Wow….deep breath….WOW! I know, I know – we don’t want drama. We don’t want problems. Things should run like a smooth machine. But folks – there are so many variables when aiming for a good day. The thing is – every day this week was a GREAT day. I thanked teachers the first day saying how we had flawless execution with regard to: kids arrival, settling in, smooth transitions, lunch flexibility, happy students, and a problem free dismissal. And that just continued throughout the week.
Teachers were getting to know their kids. Routines and rules were being established. New friendships were being forged. Boundaries were being tested. And I’m sure all of this newness extended into the household. We certainly had some tired Roadrunners in our home. And of course we have the added twist of dad being principal. Interesting to navigate. But overall – I must say we are off to a tremendous start. Teachers and students seem ready to be back, ready to explore, and ready to grow. I know I am!
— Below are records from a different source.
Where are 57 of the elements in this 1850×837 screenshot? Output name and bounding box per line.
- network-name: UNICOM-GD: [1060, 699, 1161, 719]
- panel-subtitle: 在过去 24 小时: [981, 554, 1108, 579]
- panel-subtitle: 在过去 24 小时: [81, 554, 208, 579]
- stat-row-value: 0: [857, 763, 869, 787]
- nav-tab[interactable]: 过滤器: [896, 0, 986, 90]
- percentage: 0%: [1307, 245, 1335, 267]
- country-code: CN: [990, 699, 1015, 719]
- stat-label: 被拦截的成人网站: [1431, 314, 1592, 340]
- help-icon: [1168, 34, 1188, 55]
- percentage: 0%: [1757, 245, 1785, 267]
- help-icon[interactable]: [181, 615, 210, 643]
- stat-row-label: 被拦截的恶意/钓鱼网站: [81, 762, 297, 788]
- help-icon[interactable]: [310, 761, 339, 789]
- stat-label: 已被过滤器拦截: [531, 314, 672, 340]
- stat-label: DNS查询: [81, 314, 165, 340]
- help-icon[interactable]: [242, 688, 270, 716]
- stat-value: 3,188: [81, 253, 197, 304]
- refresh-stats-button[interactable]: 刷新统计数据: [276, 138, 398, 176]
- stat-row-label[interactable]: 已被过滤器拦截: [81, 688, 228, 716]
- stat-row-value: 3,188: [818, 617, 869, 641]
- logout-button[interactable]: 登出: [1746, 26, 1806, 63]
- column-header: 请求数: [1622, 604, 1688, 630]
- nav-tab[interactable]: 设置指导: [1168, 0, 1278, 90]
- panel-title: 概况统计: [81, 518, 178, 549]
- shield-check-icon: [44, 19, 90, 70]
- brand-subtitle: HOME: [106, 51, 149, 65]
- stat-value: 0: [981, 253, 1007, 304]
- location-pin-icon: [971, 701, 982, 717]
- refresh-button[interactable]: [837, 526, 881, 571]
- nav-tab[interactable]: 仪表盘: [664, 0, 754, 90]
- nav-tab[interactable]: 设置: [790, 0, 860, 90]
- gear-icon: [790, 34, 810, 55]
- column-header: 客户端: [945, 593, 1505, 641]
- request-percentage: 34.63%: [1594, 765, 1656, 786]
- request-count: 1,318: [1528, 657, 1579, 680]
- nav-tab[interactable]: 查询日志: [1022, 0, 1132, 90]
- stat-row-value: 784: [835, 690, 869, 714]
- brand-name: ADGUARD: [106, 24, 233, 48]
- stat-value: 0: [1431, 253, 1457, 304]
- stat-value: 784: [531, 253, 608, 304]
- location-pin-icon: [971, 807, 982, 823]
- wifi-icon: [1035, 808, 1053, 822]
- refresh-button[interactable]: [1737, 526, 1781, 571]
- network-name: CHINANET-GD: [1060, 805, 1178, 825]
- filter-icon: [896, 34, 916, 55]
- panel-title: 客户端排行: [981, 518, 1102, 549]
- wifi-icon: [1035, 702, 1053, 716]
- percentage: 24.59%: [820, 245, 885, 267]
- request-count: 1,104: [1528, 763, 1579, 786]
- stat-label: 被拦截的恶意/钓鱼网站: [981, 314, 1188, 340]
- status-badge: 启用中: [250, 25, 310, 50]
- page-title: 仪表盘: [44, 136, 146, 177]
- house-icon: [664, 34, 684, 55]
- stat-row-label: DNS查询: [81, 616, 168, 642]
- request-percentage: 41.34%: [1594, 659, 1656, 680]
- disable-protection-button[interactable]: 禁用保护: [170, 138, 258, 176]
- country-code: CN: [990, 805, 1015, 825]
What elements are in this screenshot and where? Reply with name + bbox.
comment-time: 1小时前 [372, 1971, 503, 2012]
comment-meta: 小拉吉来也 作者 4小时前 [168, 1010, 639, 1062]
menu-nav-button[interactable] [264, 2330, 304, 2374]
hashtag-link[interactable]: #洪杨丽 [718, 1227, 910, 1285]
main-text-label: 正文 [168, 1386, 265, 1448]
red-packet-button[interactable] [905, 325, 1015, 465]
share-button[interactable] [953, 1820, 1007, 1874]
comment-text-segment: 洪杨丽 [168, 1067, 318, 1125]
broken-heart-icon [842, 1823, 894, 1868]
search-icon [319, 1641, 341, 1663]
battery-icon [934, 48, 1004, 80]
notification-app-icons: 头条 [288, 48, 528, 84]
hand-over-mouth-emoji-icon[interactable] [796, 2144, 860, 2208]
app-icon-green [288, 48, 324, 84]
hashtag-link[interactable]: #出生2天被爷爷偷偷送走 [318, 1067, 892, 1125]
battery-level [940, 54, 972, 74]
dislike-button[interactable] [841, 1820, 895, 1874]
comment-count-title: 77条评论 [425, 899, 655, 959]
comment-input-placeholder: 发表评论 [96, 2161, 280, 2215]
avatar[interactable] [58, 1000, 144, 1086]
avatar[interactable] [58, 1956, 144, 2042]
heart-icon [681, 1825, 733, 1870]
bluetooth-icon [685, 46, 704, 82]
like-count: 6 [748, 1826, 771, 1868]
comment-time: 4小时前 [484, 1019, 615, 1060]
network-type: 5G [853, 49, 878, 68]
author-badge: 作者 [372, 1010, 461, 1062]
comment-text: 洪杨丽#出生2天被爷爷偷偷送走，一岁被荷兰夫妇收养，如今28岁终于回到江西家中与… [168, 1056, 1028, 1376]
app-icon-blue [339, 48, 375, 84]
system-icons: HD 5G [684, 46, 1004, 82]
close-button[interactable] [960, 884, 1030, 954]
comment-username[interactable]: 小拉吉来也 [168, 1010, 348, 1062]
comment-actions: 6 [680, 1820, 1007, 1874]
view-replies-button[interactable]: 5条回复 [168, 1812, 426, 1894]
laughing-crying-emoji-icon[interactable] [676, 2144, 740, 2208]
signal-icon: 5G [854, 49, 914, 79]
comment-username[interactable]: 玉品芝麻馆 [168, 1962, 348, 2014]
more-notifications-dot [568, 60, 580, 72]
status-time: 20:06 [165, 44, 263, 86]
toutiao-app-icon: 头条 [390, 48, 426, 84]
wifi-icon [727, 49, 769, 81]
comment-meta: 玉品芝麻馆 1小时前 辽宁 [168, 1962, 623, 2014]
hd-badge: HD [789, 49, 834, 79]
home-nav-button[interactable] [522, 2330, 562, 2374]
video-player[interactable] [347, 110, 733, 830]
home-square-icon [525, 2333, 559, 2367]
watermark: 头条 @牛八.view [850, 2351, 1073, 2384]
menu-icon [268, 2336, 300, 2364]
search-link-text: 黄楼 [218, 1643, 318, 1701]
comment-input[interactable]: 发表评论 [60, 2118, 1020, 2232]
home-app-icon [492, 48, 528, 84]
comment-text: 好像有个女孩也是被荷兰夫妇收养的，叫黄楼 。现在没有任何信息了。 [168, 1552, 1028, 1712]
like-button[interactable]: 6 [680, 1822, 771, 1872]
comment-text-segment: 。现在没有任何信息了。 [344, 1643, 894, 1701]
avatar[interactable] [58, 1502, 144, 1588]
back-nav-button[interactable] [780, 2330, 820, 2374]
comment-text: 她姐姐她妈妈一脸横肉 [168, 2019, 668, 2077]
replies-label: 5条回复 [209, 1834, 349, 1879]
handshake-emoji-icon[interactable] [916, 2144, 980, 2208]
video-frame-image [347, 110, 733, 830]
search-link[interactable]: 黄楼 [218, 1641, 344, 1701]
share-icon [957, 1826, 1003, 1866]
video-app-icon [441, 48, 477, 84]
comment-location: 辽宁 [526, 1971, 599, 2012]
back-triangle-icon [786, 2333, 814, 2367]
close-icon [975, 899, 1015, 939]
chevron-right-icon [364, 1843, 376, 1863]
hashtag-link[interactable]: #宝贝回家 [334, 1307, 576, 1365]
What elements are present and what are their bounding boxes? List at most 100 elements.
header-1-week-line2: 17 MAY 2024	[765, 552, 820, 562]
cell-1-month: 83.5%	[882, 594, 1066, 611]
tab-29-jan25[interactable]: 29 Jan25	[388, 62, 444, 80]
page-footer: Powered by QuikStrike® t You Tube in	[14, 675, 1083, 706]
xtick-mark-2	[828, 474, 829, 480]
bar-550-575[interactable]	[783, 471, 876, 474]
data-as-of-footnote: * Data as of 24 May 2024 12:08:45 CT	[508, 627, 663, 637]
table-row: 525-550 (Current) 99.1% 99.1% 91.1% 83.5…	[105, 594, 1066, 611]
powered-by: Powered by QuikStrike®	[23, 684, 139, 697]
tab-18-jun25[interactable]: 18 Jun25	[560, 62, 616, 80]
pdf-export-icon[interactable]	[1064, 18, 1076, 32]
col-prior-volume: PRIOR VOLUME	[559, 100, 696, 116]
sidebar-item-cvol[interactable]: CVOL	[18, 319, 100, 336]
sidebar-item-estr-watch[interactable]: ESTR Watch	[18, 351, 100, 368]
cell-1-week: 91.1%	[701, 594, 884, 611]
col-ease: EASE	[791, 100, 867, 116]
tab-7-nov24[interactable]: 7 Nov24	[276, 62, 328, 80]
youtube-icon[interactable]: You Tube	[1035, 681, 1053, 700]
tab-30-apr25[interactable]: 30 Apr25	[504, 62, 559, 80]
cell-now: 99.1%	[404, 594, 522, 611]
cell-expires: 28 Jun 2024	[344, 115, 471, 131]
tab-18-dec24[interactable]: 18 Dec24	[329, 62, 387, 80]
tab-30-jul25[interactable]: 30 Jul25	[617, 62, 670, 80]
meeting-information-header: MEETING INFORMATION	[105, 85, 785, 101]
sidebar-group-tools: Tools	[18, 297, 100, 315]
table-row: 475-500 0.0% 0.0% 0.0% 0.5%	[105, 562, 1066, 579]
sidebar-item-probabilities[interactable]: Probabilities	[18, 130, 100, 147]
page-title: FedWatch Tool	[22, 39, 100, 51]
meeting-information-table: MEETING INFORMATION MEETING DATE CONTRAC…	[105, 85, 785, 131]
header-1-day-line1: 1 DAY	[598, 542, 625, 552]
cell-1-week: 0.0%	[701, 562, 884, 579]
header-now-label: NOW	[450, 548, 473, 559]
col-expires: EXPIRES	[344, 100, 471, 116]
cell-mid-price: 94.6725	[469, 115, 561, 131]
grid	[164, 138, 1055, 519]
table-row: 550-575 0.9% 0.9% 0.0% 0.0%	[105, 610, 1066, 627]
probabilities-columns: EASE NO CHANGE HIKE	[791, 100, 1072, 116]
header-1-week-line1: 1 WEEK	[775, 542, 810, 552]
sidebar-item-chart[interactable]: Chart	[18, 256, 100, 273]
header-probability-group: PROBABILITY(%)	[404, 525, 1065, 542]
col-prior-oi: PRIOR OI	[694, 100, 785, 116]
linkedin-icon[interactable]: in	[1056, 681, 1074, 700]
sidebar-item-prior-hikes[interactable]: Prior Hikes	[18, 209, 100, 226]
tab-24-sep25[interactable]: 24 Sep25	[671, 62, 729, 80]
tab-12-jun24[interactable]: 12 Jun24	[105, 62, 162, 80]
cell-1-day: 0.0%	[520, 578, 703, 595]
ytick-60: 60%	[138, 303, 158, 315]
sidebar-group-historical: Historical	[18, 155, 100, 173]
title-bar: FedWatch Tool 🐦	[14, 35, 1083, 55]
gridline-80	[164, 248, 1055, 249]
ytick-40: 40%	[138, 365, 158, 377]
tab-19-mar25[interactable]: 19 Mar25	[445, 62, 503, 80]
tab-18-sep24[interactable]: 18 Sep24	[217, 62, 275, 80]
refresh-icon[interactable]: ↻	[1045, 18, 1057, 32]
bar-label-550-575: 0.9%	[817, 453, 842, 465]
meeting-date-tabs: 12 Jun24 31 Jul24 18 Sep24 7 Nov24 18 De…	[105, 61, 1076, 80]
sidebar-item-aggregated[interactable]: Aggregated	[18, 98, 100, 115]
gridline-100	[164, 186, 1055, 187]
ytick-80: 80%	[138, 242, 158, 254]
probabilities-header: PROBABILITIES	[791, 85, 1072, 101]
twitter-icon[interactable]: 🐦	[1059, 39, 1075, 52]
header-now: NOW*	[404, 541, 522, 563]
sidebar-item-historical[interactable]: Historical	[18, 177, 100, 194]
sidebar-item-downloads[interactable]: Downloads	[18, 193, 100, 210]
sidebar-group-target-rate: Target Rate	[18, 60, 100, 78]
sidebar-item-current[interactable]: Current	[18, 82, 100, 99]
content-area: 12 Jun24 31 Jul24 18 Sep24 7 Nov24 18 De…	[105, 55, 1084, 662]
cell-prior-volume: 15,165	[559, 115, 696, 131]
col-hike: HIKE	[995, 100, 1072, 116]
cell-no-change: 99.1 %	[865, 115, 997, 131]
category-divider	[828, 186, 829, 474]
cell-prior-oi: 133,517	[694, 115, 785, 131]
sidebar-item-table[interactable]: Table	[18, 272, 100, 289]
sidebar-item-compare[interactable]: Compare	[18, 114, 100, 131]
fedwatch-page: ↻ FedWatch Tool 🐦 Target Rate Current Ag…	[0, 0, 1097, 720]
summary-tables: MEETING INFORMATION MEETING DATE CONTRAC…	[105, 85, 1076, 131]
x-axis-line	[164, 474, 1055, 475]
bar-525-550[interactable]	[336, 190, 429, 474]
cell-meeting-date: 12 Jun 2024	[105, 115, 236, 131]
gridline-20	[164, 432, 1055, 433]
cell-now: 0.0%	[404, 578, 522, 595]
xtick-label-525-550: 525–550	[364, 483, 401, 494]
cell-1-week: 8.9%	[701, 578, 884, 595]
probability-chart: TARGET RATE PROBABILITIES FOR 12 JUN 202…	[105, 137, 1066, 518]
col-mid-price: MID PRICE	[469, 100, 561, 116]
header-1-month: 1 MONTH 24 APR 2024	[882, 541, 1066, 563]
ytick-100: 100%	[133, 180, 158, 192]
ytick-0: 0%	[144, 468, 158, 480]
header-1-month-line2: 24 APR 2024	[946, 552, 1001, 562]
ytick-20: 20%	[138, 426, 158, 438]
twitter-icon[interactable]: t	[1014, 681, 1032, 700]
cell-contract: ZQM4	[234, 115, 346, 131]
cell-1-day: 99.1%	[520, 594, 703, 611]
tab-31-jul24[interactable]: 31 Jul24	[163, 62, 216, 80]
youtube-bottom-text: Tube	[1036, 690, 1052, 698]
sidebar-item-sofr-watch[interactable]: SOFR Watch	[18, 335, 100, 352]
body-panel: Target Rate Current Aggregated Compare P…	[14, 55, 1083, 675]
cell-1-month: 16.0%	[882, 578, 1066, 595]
A few thanks to folks. Shannon, my wife – you are an angel. These past two weeks I spent so much time wanting the best for my 400+ kids that it has made it tougher for you and our own 3 Roadrunners. THANK YOU. Teachers and staff – what a warm welcome these past few weeks. And what a tremendous performance for this first week with kids back. Your compassion and your passion – so evident as I walked around and visited classrooms this week. Central office crew – how many phones calls and emails came your way from me this week? And to have many of you visit a few times this week – it means a lot to me and to all of us at Randolph. Parents & families – just as warm a welcome. I’m now seeing first hand the dedication that I knew existed. And lastly, students. I’m proud of you all and am anxious to continue to get to know you.
A few highlights from the week. Every grade level visited with me in the library (thanks Sue for hosting). We talked about our Roadrunner rules – Respect Myself, Respect Others, and Respect Property. Students gave me examples of what that looks like throughout the school. We met “George”, a new student at the school that was treated poorly and got all crumpled up. And we talked about how even after apologies, even after George seemed all better on the outside, he was still hurting a little on the inside. George was hoping to teach everyone to always be nice from the start. And then students got to ask me questions. A fun one was my age. After I would answer there’d be a mixed reaction of “that’s young” or “that’s really old”.
I had a chance to visit students everywhere – classrooms, cafeteria, recess, walking club, after school care, hallways, buses, etc. Always a smile, a wave, a sideways hug, a hello – or my favorite Mrs. Austin trick – a microwave (tiny wave with your pinky). I felt like a celebrity!
The week ended with something I’d been seeing on Facebook a lot – the ALS ice water challenge. 2nd and 4th looked on as eight of us received a rather painful high drop drenching. My flip flops (not normally allowed) squeaked all the way through dismissal. I’ll end this post with pictures from that event. And it’s neat to think that I ended my week with an event that fits our GCPS vision so well: “Inspiring and preparing the next generation to make a positive impact.”